The RundownStarring The Rock, Seann William Scott, Christopher Walken, and Rosario Dawn; Directed by Peter Berg, Story and Screenplay by R.J.Stewart
So Friday afternoon, our vice-president Jim Long took us to the movies (there will be a brief pause here as all people reading this in an office gnash their teeth). About twenty of us bounced over to the Galleria to see The Rundown. It was fun, a group activity that got us out of the office.
OK, if you're the type of person who has trouble believing in baboons in the Amazon, or that the music coming out of a Irishman's bagpipes is Scottish, or Asian martial arts actors as indigenous natives, then flee this movie entirely. Its not for you. It will just bounce you out of the roller-coaster ride, which is what this movie is truly about.

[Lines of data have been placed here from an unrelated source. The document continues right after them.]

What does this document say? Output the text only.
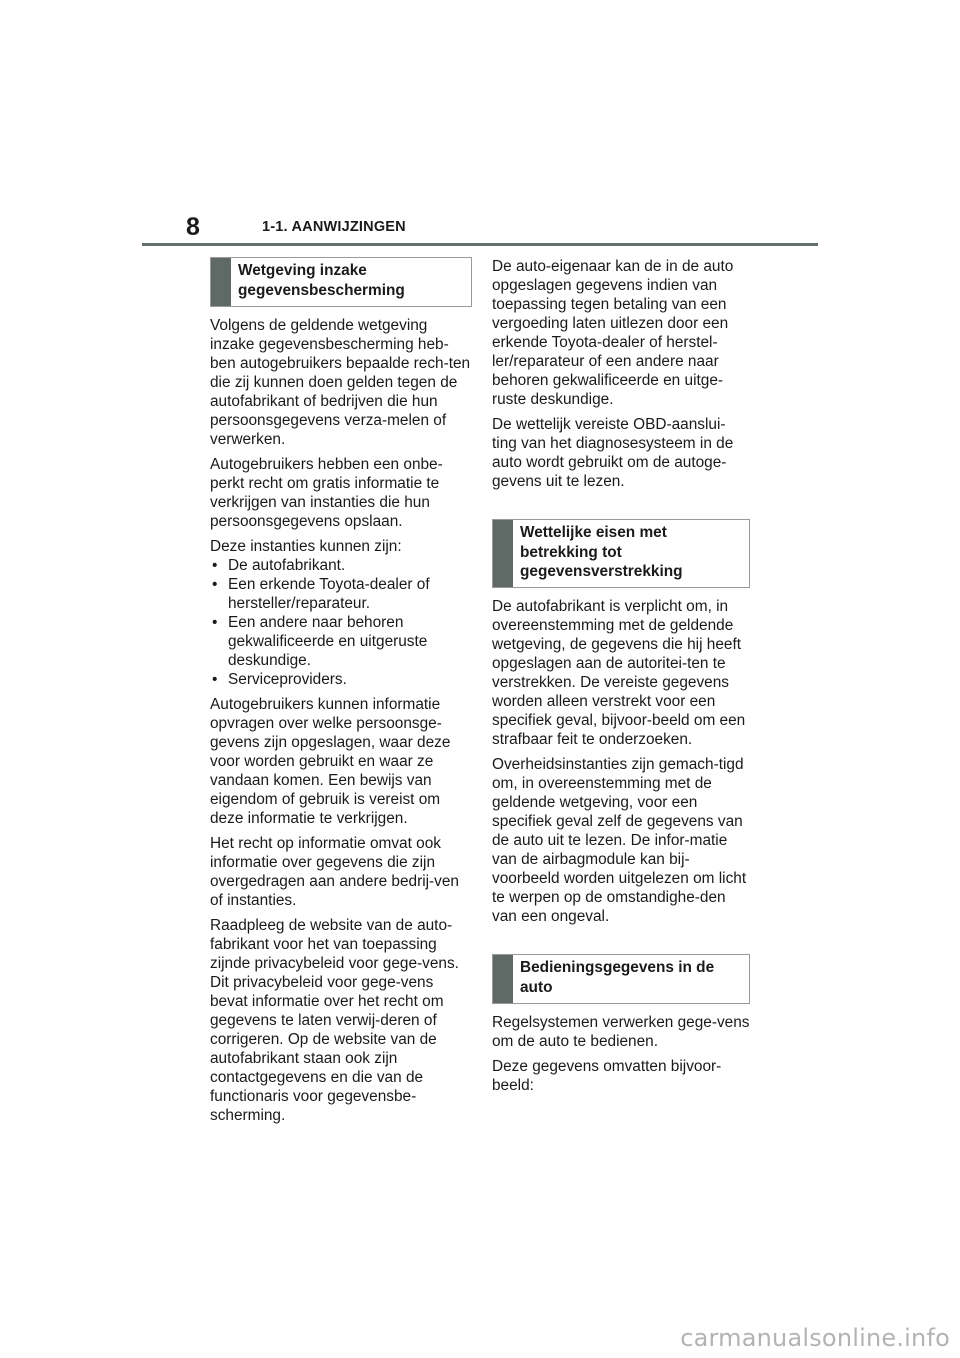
8	1-1. AANWIJZINGEN
Wetgeving inzake gegevensbescherming

Volgens de geldende wetgeving inzake gegevensbescherming heb-ben autogebruikers bepaalde rech-ten die zij kunnen doen gelden tegen de autofabrikant of bedrijven die hun persoonsgegevens verza-melen of verwerken.

Autogebruikers hebben een onbe-perkt recht om gratis informatie te verkrijgen van instanties die hun persoonsgegevens opslaan.

Deze instanties kunnen zijn:

• De autofabrikant.
• Een erkende Toyota-dealer of hersteller/reparateur.
• Een andere naar behoren gekwalificeerde en uitgeruste deskundige.
• Serviceproviders.

Autogebruikers kunnen informatie opvragen over welke persoonsge-gevens zijn opgeslagen, waar deze voor worden gebruikt en waar ze vandaan komen. Een bewijs van eigendom of gebruik is vereist om deze informatie te verkrijgen.

Het recht op informatie omvat ook informatie over gegevens die zijn overgedragen aan andere bedrij-ven of instanties.

Raadpleeg de website van de auto-fabrikant voor het van toepassing zijnde privacybeleid voor gege-vens. Dit privacybeleid voor gege-vens bevat informatie over het recht om gegevens te laten verwij-deren of corrigeren. Op de website van de autofabrikant staan ook zijn contactgegevens en die van de functionaris voor gegevensbe-scherming.

De auto-eigenaar kan de in de auto opgeslagen gegevens indien van toepassing tegen betaling van een vergoeding laten uitlezen door een erkende Toyota-dealer of herstel-ler/reparateur of een andere naar behoren gekwalificeerde en uitge-ruste deskundige.

De wettelijk vereiste OBD-aanslui-ting van het diagnosesysteem in de auto wordt gebruikt om de autoge-gevens uit te lezen.

Wettelijke eisen met betrekking tot gegevensverstrekking

De autofabrikant is verplicht om, in overeenstemming met de geldende wetgeving, de gegevens die hij heeft opgeslagen aan de autoritei-ten te verstrekken. De vereiste gegevens worden alleen verstrekt voor een specifiek geval, bijvoor-beeld om een strafbaar feit te onderzoeken.

Overheidsinstanties zijn gemach-tigd om, in overeenstemming met de geldende wetgeving, voor een specifiek geval zelf de gegevens van de auto uit te lezen. De infor-matie van de airbagmodule kan bij-voorbeeld worden uitgelezen om licht te werpen op de omstandighe-den van een ongeval.

Bedieningsgegevens in de auto

Regelsystemen verwerken gege-vens om de auto te bedienen.

Deze gegevens omvatten bijvoor-beeld:

carmanualsonline.info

The Rock (Dwayne Johnson) is Beck, a "claims expert" working for a bookie. He's only doing it so he can save up for a restaurant, so you know he's a nice guy. His final assignment is to bring back the bookie's son (Seann William Scott, from American Pie, and, um, some MTV Awards shows. The son is in a South American mining town ruled by evil Christopher Walken (redundancy in terms). The son is down there searching for a golden idol, with the help of Rosario Dawn (previous big thing - the good girl eye-candy in MIB II. The Rock goes to the Amazon and wire fu wackiness and explosions ensue.
The Rock is actually a very likeable screen presence, though his character arc is based entirely on the "Push him until he pushes back" model. He's a lot more tolerable than the Terminators and Rambos of the 80s, mixing a bit of Harrison Ford into the mix. Christopher Walken as the bad guy is ... Christopher Walken as a bad guy. You know what you're getting, and he chews the jungle scenery with aplomb, continuing to cash in on his spooky erudite madman schtick.
The Director's last gig was Very Bad Things and has a bad case of MTV quick-cuts, but it moves along the plot well enough. The screenwriter is out of Xena and Cleopatra 2525, so the action is along those lines, but with a bigger budget. The humor is along those lines as well. The best gag in the movie is in the opening, where The Rock has to get a Superbowl Ring off a deadbeat pro quarterback at a club, who is partying with his offensive line. As his cronies are introduced, they get a Monday Night Football heads-up display with their stats. Transposition of that bit onto the screen sets up an easy acceptance for the rest.
The plot moves along. You know what's going to happen in the way of major plot points, like a gymnast's routine at the Olympics. The only questions is how its delivered. Its wire-assisted martial arts sections are neat, its explosions are digitally enhanced, and in some places its special effects just suck out loud. However The Rock is a rock, holding the center of the movie together. He can do more, and is growing as an actor.
You have Showtime or HBO? This is will be on in 6 months. Otherwise its a pleasant way to spend a Friday afternoon. Thanks, Jim!